Cela pourrait prêter à sourire … Mais c’est dommage car le soja pourrait, parmi d’autres végétaux, occuper une place de choix dans l’alimentation en raison de ses nombreuses déclinaisons culinaires et de ses propriétés contre l’obésité par exemple.

Le cancer, deuxième cause de mortalité en France constitue lui aussi une autre préoccupation majeure en terme de santé publique. Or, une récente étude vient d’identifier dans le soja un prometteur peptide (une « petite » protéine) anti-cancéreux dénommé lunasin. Ce peptide s’ajoute à la liste des autres nombreux nutriments anti-cancéreux particulièrement puissants déjà identifiés dans le soja : acide phytique (Inositol hexaphosphate), inhibiteur de Kunitz et, dans une moindre mesure, tocophérols, fibres solubles, etc.

Sachez enfin qu’avec l’huile de colza, le soja représente une des rares sources alimentaires d’oméga 3 (acide alpha-linolénique).

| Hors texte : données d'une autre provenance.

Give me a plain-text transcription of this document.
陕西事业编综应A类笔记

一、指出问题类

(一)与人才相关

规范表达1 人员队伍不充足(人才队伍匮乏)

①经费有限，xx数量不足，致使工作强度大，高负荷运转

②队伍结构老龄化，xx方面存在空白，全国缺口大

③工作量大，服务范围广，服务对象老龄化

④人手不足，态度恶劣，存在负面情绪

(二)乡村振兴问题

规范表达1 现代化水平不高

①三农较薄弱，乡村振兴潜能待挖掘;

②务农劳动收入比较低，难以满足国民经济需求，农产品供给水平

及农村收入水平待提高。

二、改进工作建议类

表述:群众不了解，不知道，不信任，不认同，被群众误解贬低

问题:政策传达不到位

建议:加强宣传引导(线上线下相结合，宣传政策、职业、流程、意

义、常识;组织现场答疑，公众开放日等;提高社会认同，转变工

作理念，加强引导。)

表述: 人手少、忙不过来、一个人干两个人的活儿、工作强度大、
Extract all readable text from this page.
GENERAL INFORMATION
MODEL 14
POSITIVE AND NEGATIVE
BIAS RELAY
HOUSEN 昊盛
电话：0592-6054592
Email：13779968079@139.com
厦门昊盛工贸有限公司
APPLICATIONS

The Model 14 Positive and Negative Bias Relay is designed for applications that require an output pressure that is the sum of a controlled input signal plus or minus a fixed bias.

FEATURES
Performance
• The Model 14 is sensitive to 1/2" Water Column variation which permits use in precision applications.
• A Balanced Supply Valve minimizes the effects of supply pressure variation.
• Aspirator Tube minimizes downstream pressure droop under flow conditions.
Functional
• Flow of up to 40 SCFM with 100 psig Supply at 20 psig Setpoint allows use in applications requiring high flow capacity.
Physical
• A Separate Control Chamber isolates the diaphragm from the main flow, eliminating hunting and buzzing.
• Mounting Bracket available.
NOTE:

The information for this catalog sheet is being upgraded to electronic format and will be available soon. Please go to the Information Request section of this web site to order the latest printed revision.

Tous ces éléments plaident en faveur d’une consommation accrue de soja. Mais cela n’a visiblement pas dissuadé Afssa d’instruire un dossier à charge contre lui. A cause de ce rapport, il faut d’ores et déjà s’attendre à ce qu’une large partie de la population se détourne de cet aliment pourtant plein de promesses, comme cela s’est déjà produit en Nouvelle-Zélande où, après une campagne médiatique habilement orchestrée, les ventes de « soyfoods » se sont littéralement effondrées.